My intuition is that I want to coinductively consume the hypothesis P s in order to produce the proof of Q u. However, the (inductive) existential requires us to produce u upfront. This means we want to use P s to corecursively produce u, instantiate the existential, and then coinductively prove Q u. However, this requires us to eliminate the Prop (P s) in Type (u)... Coq does not allow this elimination, but I think in this case it might be innocent because we only want to build a Type by eliminating a Prop in order to construct the propositional existential. In some sense this elimination seems to be "guarded".

Is there a way to get around all of these constraints and do our proof? The only thing that I can think to do is provide an elimination axiom for P s in Type, but that seems a bit risky. Is there a more principled way?

#### Karl Palmskog (Feb 13 2023 at 14:59):

did you look at https://coq.inria.fr/library/Coq.Logic.ClassicalEpsilon.html#constructive_indefinite_description ? Sounds like this can't be proven constructively, and that axiom is likely the most direct way.

#### Guillaume Melquiond (Feb 13 2023 at 15:05):

The usual way of doing that (irrespective of coinductive types) is to instantiate u by looking only at s, and then to look at P s only for the proof of Q u. Do you really need to look at P s to build u?

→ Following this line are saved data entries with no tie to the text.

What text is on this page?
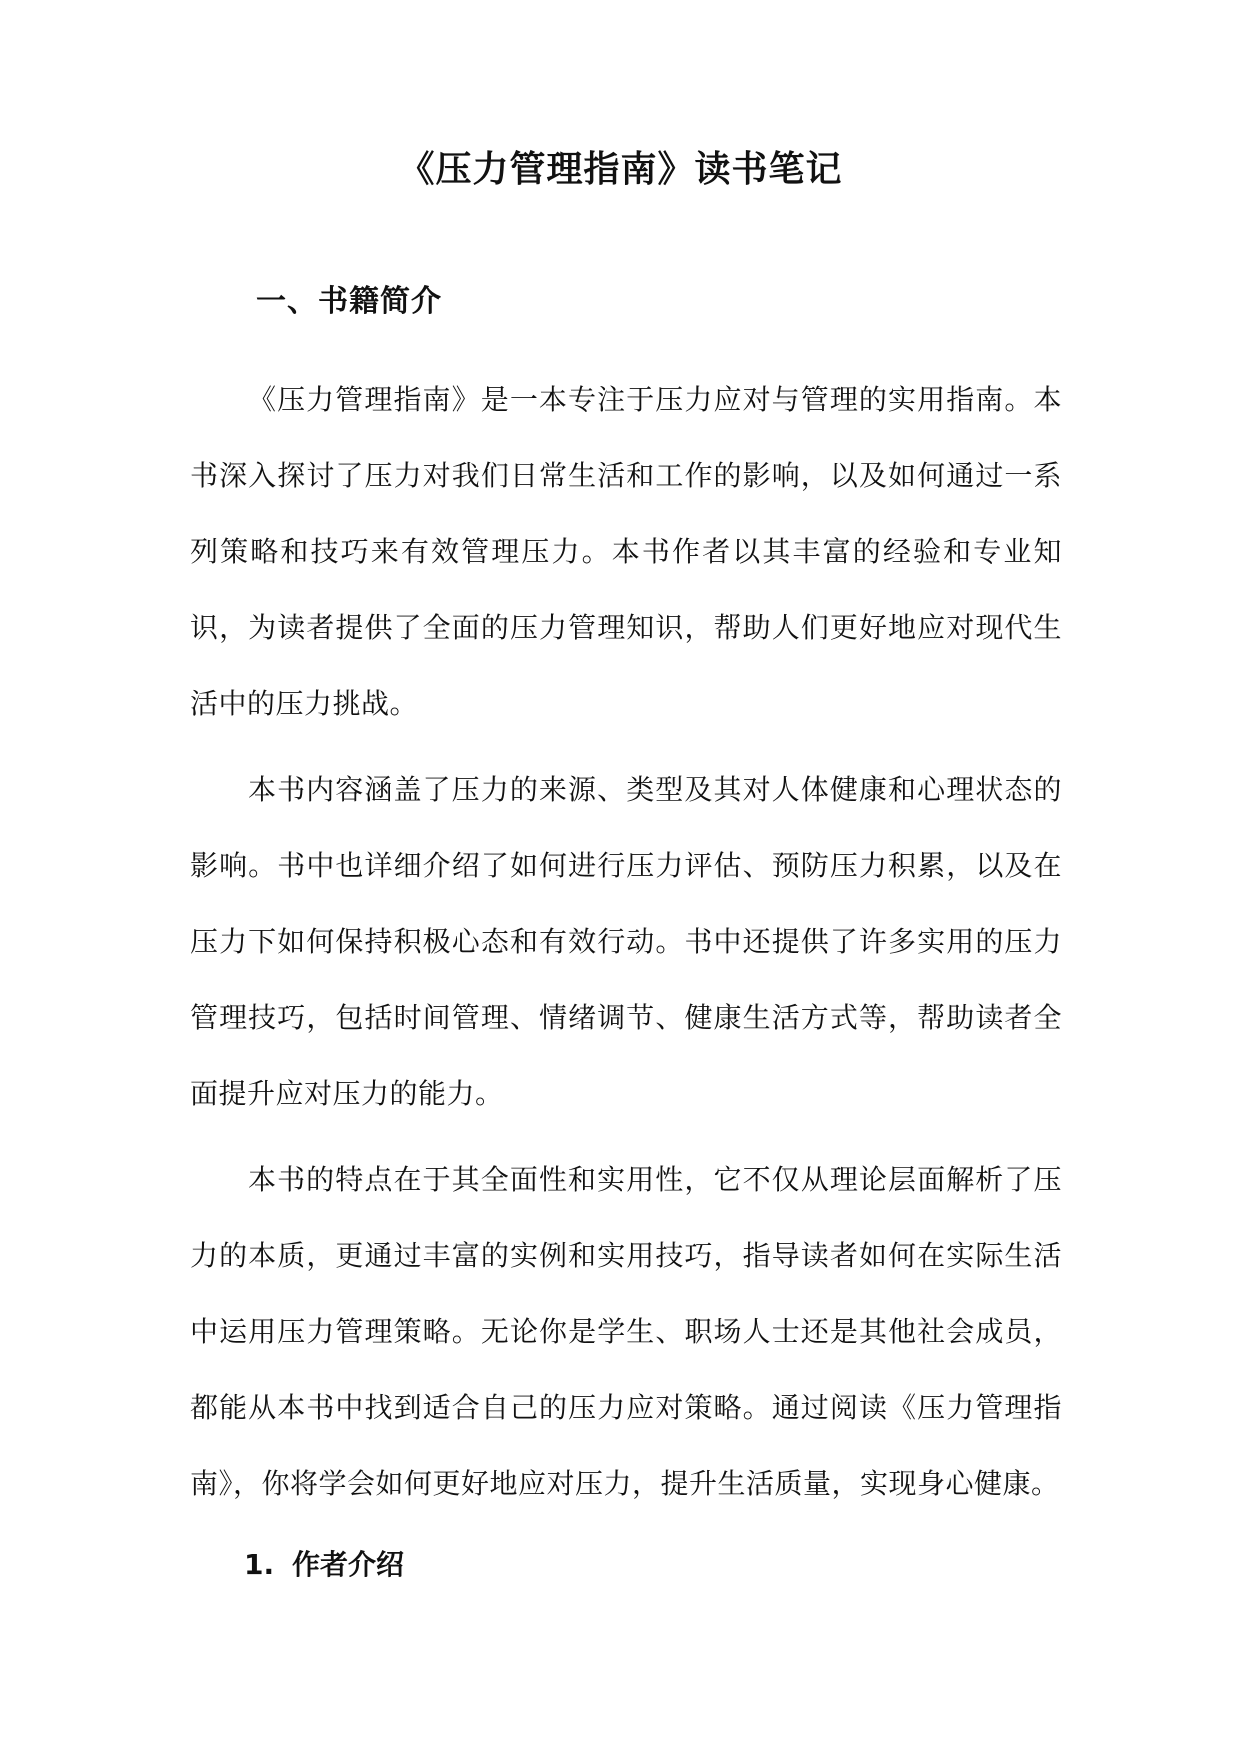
《压力管理指南》读书笔记
一、书籍简介

《压力管理指南》是一本专注于压力应对与管理的实用指南。本书深入探讨了压力对我们日常生活和工作的影响，以及如何通过一系列策略和技巧来有效管理压力。本书作者以其丰富的经验和专业知识，为读者提供了全面的压力管理知识，帮助人们更好地应对现代生活中的压力挑战。

本书内容涵盖了压力的来源、类型及其对人体健康和心理状态的影响。书中也详细介绍了如何进行压力评估、预防压力积累，以及在压力下如何保持积极心态和有效行动。书中还提供了许多实用的压力管理技巧，包括时间管理、情绪调节、健康生活方式等，帮助读者全面提升应对压力的能力。

本书的特点在于其全面性和实用性，它不仅从理论层面解析了压力的本质，更通过丰富的实例和实用技巧，指导读者如何在实际生活中运用压力管理策略。无论你是学生、职场人士还是其他社会成员，都能从本书中找到适合自己的压力应对策略。通过阅读《压力管理指南》，你将学会如何更好地应对压力，提升生活质量，实现身心健康。

1. 作者介绍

#### Pierre-Marie Pédrot (Feb 14 2023 at 07:26):

The necessary details are lacking, but description axioms are probably too strong for this kind of statement. It does look like a for of choice, though. Indeed, it's not because you return a Prop that you can eliminate over quantified Props (e.g. as a stream). For instance, the following statement

forall (A : Type) (P : nat -> A -> Prop),
(forall n : nat, exists x : A, P n x) -> exists (f : nat -> A), forall n : nat, P n (f n).

is not provable in Coq and corresponds to countable choice.

#### Paolo Giarrusso (Feb 14 2023 at 14:05):

what seems unfortunate is that such statements are easy to realize even when erasing Prop, since the u is also erased — strengthening Prop's proof theory seems hard, but it feels like some _irrelevance modality_ might support this scenario better?

Last updated: Jun 17 2024 at 22:01 UTC